British sculpture past/present/future
|Topic||British sculpture past/present/future|
|Notes||Thanks W.B. Scott for praise in letter 28 April 1861.|
61 April Fraser's
British sculpture, past, present future.
Rossetti, William M. "British Sculpture, Its Conditions and Prospects." Fraser's 63 (April 1861): 493-510. Web. 21 Sept. 2011.
Rossetti examines sculpture in general and British sculpture in particular, discussing the essential principles governing the art form as well as the current state of British sculpture and sculptors. In the process, Rossetti considers the interplay between art, artists, critics and the public, explaining the dynamic effect each component has on contemporary sculpture as an art form and the resulting art itself as a watermark of British culture.
Rossetti methodically explains what he sees as a crucial divergence between what artists profess and how they ultimately act despite their professed belief, plus some of the related causes for this divergence. This argument becomes the warrant for his claim regarding similar a divergence degrading the art form as professed in "the Government Schools of Art."
Rossetti builds a precise argument claiming that motivation in British sculpture among sculptors, critics and the public has become skewed for several reasons: sculpture itself must be rooted in contemporary authenticity, not imitation of "classic" forms; sculpture requires a proper setting which in England is lacking. This claim mirrors Rossetti's recollection of a conversation he had with John Ruskin around 1860, when Ruskin pointed out to Rossetti "that sculpture dissociated from architecture seemed to him out of its proper sphere" (Reminiscences I:105)
A further complication is that sculptors have no choice but to invest an inordinate amount of time and money into even the basic proposal of a project and therefore can only afford to conform to skewed Academy and popular expectations rather than authentic aesthetics; and finally, the British public appears to be largely uninformed and uninterested in the true ideal of authentic sculpture, preferring instead a cursory appreciation of the imitation of previous sculpting forms and conventions erroneously endorsed by both Academy and contemporary critics.

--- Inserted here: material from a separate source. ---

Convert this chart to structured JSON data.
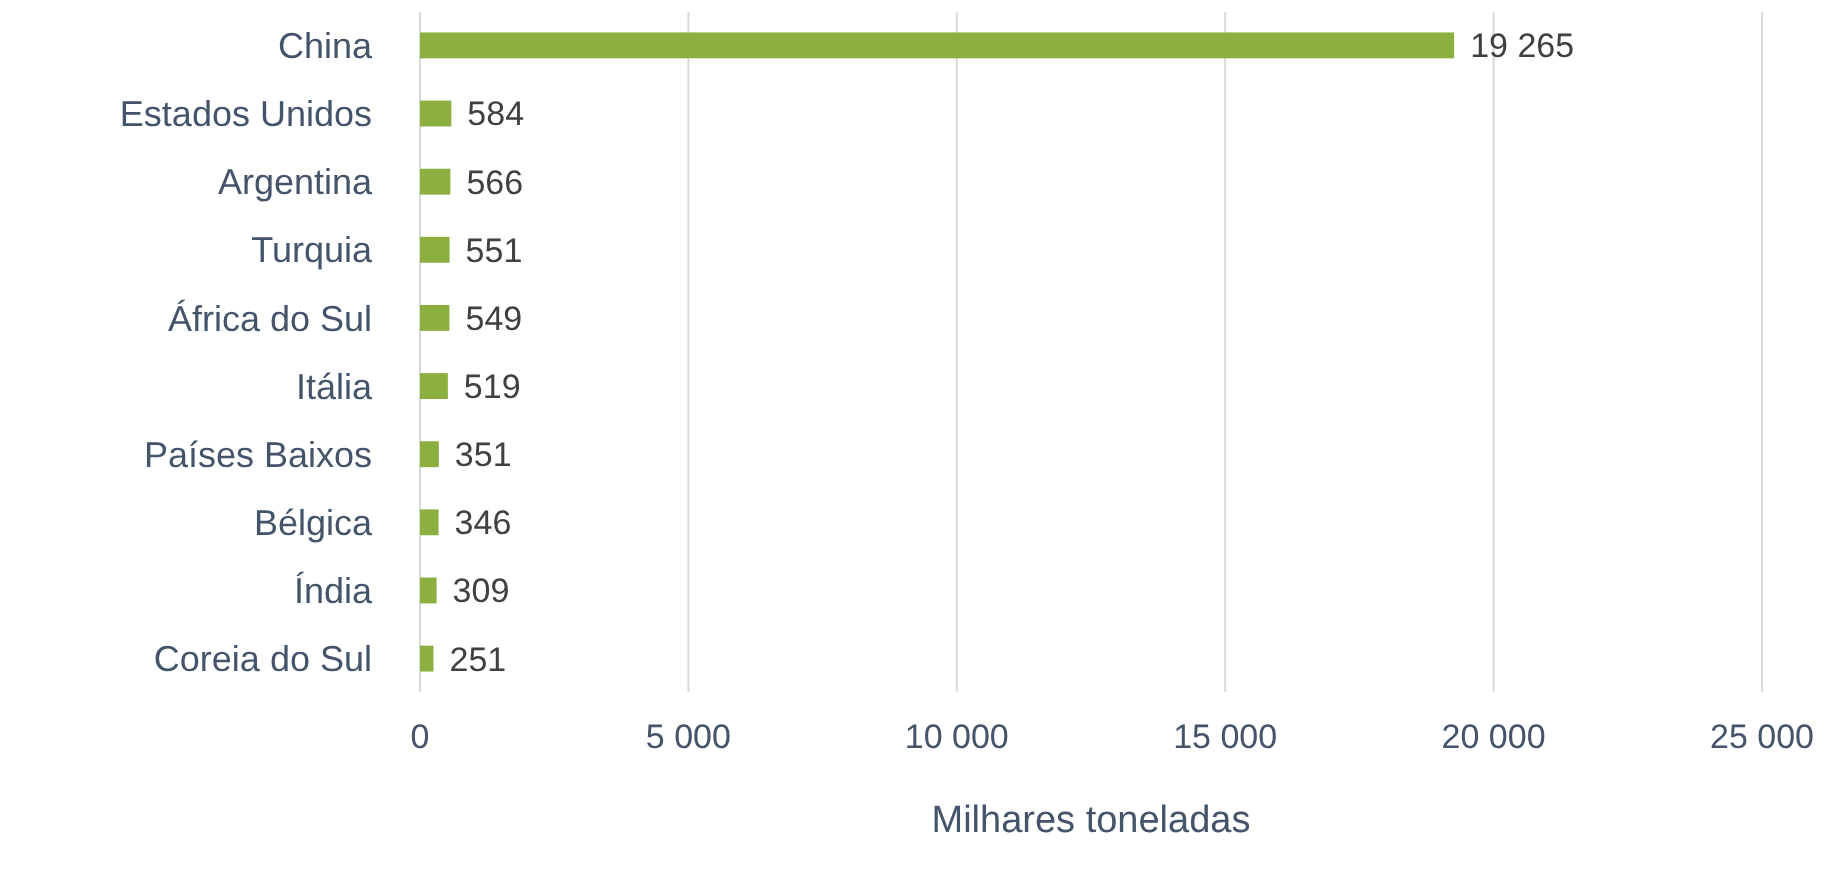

Rossetti discusses the marketplace interaction between key factors such as criticism, patronage, aesthetic authority including the Royal Academy, and public perception and valuation of aesthetics and sculpture which, he concludes, results in "the poor state of British sculpture at the present day."
Although Rossetti states that "it is in no part of our object to attack or criticize individuals," Royal Academy painter Gibson is mentioned as having been less than successful in the truest execution of sculpture; Foley is mentioned as having been only slightly more successful yet nonetheless short of the mark of true and authentic sculpture. Finally, Rossetti considers Thomas Woolner, "a non-academician," lauding his authenticity, truth in sculpting, his extraordinary works, and the reasons for Woolner's exceptional achievement in sculpting. This apparent favoring of PRB movement artists over Academy artists is an example of Rossetti promoting his Pre-Raphaelite cause, or as he termed it, "for a little tartness of tone to artists or writers in the opposite camp, or (what is still even more difficult to avoid) a little smoothing down of edges when friends had to be dealt with, I ought to perhaps apologize . . ." (Reminiscences 1:58).
In a letter to William Bell-Scott dated 28 April 1861, referring to the Fraser's article, Rossetti reinforces his thoughts on Greek sculpture, telling W. Bell Scott "even in my rabidest days of Preraphaelitism, I could only have expressed much the same opinion when it came to writing it down for the public." He also in that letter adds that he felt it necessary to include a strong reference to Woolner and that perhaps the reference came across too strongly but Fraser's editor Froude wanted it in the review as well (Letters 114).
Standards of Judgment:
"Now, vanity is a very fatal motive for a work of art-as wholly fatal, perhaps, as any other that could be named." ". . . the divorce which has taken place of sculpture from architecture." ". . . if they cite the masterpiece, it is only to class it with the other guys and bugbears of our thoroughfares." "They commission futilities and commonplaces, and they get them." "Imitation is not art." "The imitator is fated and a serf from the beginning." "[imitation is] a bit in the mouth, not a spur in the flanks." "The inevitable result is that the average sculptor is not in any comparable degree imbued with the sense of love of human beauty, or incited to its embodiment."
Rossetti, William Michael. Some Reminiscences of William Michael Rossetti. Vol. 1. New York: AMS, 1970. Print.
Rossetti, William Michael. Selected Letters of William Michael Rossetti. Ed. Roger Peattie. University Park: Pennsylvania State UP, 1990. Print.